Creating a function to update table PHP SQL

Question

I have some code that currently works but I need to turn it into a function in my users class. This is the SQL which I want to turn in to a function

 if(isset($_POST['teams'])){
        $stmt = $DB_con->prepare("UPDATE users SET team_id= '$playerteam' WHERE user_id = $user_id ");
             $stmt->execute();
        }
         if(isset($_POST['leaveteam'])){
        $stmt = $DB_con->prepare("UPDATE users SET team_id= 0 WHERE user_id = $user_id ");
             $stmt->execute();
        }
    $stmt = $DB_con->prepare("SELECT * FROM teams
    INNER JOIN users
    ON teams.id=users.team_id
    ORDER BY team_name ASC");
    $stmt->execute();
    $teamRow=$stmt->fetchall(PDO::FETCH_ASSOC);?>

I tried this but I could not get the function to update the team_id

   public function joinTeam($playerteam)
   {
        if(isset($_POST['teams'])){
    $stmt = $DB_con->prepare("UPDATE users SET team_id= '$playerteam' WHERE user_id = $user_id ");
         $stmt->execute();
   }

Would anyone be able to help me turn this sql in to a function, thanks.

Answer 1

$user_id and $DB are not seen inside the function.
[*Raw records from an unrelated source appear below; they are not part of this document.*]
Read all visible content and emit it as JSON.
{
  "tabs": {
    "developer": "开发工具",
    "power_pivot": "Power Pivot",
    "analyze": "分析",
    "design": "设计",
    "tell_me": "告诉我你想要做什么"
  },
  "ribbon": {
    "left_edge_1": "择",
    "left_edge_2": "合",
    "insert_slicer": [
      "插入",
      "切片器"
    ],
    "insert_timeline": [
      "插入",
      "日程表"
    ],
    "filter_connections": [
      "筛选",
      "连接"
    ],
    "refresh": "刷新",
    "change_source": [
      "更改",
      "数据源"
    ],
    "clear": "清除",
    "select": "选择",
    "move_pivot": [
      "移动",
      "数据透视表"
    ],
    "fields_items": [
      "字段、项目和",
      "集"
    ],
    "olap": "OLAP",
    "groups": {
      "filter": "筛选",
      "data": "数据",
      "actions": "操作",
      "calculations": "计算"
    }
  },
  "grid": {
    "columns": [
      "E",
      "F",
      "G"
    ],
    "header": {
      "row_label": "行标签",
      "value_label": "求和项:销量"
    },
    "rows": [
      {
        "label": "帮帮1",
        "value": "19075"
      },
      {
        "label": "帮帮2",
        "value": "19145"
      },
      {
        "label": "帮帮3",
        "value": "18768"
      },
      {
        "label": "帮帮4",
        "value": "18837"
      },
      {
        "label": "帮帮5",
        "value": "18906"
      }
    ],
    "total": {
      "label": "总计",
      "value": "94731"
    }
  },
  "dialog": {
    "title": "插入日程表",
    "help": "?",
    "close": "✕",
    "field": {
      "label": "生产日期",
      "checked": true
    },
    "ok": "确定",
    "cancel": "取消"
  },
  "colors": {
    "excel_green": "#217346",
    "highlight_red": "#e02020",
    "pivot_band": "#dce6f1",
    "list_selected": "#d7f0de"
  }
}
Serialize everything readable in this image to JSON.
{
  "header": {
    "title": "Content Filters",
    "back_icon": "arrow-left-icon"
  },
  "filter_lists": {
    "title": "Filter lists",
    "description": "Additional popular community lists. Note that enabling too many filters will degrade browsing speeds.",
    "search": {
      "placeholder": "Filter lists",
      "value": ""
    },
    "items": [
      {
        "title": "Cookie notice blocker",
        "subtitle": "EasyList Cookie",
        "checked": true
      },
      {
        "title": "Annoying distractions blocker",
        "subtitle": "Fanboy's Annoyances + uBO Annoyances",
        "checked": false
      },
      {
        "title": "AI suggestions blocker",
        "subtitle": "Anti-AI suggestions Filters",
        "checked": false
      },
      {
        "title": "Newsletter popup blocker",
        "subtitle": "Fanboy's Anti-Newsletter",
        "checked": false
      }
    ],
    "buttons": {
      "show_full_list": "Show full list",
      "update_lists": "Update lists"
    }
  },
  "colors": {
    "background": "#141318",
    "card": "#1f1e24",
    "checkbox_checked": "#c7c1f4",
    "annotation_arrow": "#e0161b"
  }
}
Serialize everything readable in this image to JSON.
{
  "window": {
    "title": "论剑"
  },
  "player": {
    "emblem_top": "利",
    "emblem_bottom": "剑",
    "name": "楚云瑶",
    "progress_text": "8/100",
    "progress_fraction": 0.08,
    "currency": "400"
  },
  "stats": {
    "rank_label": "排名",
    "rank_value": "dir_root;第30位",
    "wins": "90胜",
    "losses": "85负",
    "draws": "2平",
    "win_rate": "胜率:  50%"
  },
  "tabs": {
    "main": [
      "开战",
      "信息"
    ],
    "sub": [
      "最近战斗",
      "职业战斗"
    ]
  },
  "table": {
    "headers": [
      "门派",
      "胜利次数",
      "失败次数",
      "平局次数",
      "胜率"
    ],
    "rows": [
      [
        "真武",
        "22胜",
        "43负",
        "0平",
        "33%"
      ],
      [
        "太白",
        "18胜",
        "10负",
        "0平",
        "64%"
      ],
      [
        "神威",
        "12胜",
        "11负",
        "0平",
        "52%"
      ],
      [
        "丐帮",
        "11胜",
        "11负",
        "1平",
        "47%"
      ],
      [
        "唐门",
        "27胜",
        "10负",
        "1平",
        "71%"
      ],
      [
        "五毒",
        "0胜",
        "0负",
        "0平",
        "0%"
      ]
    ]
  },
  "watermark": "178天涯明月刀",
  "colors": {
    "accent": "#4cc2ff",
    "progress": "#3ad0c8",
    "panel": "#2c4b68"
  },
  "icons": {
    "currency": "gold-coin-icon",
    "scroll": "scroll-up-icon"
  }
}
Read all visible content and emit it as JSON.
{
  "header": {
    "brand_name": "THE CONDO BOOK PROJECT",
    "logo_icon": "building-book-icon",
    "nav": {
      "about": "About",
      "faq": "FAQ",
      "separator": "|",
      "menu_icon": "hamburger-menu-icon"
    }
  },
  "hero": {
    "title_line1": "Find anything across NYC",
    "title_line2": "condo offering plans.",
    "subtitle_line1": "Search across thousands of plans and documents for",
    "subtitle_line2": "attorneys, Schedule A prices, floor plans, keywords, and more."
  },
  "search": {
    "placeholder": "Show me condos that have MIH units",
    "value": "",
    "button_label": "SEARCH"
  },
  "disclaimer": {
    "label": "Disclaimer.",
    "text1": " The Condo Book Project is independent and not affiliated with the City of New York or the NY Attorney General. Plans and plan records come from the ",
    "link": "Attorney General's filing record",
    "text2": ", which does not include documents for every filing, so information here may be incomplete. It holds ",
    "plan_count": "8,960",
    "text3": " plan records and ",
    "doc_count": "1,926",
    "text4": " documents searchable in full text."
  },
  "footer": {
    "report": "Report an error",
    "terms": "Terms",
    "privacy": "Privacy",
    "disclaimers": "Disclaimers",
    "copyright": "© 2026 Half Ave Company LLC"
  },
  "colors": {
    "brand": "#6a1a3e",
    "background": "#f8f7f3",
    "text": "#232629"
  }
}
In PHP only variables that were declared inside the function are visible in it, unless they are explicitly declared global. You have two ways to address it:

1. Pass $user_id and $DB as arguments to your function:

public function joinTeam($DB, $user_id, $playerteam)
{
    ...

2. Make your user_id and DB global. Beware that this is considered to be bad practice (and it would also be inconsistent with the fact that you pass playerteam as an argument):

public function joinTeam($playerteam)
{
    global $user_id;
    global $DB;
    ...

Also note that the way you execute your queries is prone to sql-injections. See this stackoverflow answer for details and how to avoid it: How can prepared statements protect from SQL injection attacks?